Kaizen is characterized by the Kaizen mindset which believes that:
- The existing operations always have a lot of room for improvement
- The existing facilities and methods can always be improved by spending some efforts
- The accumulation of small improvements makes a big difference
- Kaizen is a broad concept under which many other concepts, tools and techniques fit in. Tools such as 5S, Quality circles, the PDCA Cycle, 5Ws and 1H, 3Ms, Poka-Yoke, SMED, Kanban (Just – in –Time), 7QC Tools, etc. came under the umbrella of Kaizen.
Kaizen and Innovation:
Table summarizes the differences between Kaizen and Innovation. The focus of improvement in the Western world focused more on Innovation up to the 1980s. The result of this is the high number of Noble Prizes and Patents obtained by scientists from these countries. On the other hand, Japanese and other Asian countries focused their efforts on Kaizen. This way they were able to compete with the Western countries and also beat them in the performance of their industries. However, both Kaizen and Innovation complement each other. Once a new innovation is made and introduced, it takes some time to stabilize and give benefit to the organization. However, without Kaizen, there would be stagnation and even deterioration in the performance as the product or process grows old. Hence, to sustain the competitive advantage obtained by innovation, it is necessary to perform Kaizen.

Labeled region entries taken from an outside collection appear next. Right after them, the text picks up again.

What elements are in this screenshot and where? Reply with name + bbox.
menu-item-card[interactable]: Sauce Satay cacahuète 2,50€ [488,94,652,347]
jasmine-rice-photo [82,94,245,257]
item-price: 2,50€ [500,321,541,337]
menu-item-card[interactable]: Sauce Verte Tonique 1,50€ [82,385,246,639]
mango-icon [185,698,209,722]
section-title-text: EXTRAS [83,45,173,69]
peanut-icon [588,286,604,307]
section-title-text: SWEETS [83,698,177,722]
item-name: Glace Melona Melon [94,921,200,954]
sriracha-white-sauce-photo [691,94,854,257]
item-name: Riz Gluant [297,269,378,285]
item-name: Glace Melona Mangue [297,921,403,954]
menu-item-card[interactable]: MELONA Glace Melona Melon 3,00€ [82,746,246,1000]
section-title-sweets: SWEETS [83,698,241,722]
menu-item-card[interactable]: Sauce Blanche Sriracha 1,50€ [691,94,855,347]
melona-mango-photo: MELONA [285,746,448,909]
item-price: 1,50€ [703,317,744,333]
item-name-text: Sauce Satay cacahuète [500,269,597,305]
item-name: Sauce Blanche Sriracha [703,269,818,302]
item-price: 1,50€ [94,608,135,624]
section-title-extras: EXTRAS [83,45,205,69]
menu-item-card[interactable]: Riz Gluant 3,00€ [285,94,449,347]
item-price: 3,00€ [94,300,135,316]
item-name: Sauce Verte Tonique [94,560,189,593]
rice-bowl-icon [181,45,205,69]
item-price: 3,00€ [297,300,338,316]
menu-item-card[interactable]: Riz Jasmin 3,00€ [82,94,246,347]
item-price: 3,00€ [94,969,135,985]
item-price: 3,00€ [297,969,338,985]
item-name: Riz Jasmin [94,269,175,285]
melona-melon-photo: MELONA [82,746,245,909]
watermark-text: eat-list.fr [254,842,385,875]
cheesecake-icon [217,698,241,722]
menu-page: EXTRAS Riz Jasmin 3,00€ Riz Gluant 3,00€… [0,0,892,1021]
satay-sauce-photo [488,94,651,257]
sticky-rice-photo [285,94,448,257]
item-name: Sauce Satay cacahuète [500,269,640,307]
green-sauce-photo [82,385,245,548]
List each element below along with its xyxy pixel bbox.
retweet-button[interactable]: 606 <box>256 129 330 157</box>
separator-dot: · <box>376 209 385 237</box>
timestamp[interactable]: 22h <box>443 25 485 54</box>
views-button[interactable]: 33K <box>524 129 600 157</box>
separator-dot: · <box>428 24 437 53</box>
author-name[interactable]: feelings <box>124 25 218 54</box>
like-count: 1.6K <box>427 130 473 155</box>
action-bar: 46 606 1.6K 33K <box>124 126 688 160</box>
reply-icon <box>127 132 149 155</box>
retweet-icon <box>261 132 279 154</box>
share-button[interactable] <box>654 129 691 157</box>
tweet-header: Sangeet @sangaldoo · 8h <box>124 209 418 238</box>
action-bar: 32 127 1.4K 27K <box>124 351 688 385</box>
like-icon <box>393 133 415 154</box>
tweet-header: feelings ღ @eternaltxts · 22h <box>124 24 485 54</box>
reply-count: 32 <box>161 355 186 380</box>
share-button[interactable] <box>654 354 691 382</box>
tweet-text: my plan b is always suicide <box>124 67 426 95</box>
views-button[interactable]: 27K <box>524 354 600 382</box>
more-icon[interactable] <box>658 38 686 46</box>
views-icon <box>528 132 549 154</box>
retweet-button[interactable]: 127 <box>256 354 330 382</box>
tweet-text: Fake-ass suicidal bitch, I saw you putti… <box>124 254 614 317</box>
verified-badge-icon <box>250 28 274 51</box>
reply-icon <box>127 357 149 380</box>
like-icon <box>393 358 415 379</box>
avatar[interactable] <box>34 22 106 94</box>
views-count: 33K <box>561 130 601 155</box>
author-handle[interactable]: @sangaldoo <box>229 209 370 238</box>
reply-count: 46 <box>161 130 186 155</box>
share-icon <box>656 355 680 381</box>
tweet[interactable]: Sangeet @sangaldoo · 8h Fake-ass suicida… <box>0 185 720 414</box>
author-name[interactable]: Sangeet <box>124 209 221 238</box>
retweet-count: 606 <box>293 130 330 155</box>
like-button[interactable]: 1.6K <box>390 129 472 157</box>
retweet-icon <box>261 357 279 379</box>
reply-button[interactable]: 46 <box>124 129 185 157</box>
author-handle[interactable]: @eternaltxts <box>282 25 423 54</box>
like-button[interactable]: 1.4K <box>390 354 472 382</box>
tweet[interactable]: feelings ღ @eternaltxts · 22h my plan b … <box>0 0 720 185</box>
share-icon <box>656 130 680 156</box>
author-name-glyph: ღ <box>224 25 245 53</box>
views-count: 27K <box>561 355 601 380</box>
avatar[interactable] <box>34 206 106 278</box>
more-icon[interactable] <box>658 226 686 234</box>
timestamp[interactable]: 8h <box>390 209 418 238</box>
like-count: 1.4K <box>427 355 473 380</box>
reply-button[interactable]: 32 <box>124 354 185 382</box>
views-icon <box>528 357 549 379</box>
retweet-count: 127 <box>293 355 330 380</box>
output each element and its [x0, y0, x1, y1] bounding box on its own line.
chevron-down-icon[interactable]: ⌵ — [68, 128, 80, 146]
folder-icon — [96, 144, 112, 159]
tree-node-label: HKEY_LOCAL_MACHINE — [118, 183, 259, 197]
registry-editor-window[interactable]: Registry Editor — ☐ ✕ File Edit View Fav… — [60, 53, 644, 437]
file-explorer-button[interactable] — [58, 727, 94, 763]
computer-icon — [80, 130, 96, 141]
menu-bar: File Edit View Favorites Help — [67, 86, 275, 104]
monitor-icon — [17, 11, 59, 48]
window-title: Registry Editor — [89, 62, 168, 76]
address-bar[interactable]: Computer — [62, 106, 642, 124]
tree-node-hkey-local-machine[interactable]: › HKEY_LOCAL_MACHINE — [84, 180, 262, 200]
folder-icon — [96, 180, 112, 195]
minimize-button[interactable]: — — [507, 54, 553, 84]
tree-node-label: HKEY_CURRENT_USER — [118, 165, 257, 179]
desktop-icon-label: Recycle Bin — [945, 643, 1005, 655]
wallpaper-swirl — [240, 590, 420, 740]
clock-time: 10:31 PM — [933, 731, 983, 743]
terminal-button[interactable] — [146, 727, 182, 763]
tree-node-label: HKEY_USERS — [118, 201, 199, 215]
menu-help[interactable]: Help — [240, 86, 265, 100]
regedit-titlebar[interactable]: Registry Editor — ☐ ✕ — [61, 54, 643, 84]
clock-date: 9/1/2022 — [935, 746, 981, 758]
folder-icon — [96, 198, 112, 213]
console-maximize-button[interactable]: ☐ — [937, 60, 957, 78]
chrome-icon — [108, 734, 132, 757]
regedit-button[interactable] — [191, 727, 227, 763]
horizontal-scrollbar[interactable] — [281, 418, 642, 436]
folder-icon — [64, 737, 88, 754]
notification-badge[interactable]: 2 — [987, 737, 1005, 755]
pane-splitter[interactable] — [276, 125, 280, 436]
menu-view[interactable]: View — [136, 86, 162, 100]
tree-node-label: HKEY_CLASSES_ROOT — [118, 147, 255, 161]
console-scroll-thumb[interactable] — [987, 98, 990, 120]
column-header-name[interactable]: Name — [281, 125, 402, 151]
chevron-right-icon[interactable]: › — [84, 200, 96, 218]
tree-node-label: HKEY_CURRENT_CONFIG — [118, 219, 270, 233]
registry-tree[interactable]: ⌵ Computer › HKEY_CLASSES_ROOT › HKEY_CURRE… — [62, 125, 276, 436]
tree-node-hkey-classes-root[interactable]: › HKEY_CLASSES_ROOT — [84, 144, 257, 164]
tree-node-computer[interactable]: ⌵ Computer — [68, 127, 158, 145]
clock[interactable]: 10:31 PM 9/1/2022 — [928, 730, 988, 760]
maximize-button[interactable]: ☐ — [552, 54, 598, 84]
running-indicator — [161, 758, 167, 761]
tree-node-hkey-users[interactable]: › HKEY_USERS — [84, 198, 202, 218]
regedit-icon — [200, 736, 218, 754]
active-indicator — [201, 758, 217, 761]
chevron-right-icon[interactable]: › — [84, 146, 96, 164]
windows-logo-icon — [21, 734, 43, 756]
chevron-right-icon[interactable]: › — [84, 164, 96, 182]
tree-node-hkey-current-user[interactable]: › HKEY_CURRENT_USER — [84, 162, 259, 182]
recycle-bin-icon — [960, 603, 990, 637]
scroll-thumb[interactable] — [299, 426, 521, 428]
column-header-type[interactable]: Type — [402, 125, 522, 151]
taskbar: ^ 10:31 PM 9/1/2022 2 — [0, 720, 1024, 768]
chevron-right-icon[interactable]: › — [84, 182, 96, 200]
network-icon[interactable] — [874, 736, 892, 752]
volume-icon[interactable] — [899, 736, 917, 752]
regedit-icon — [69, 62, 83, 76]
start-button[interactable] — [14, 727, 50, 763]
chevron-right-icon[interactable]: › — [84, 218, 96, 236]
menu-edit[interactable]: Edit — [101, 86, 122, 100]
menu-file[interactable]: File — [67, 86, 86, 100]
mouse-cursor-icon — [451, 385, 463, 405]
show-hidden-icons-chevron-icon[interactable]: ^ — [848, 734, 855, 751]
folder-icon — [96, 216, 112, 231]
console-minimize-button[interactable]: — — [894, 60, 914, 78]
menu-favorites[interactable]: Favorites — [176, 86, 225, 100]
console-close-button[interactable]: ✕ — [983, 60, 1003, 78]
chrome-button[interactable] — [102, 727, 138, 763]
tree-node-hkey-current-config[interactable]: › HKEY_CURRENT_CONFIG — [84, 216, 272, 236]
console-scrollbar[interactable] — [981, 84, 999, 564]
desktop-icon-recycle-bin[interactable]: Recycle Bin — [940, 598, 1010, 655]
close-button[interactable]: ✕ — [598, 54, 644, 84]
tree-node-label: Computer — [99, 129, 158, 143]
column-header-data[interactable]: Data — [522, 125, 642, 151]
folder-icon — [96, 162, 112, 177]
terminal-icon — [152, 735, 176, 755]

Kaizen, on the other hand, can lead to an excellent performance from old products, processes and machines sometimes even beyond that of new ones. In some cases, the need to go in for new products, processes and machines can be eliminated or delayed if such performance is not required by the market. It was with such an approach that Japanese companies were able to withstand the Oil Shock of the 1970s. In today’s world, most companies adopt a combination of both Kaizen and Innovation depending on the requirements of the market.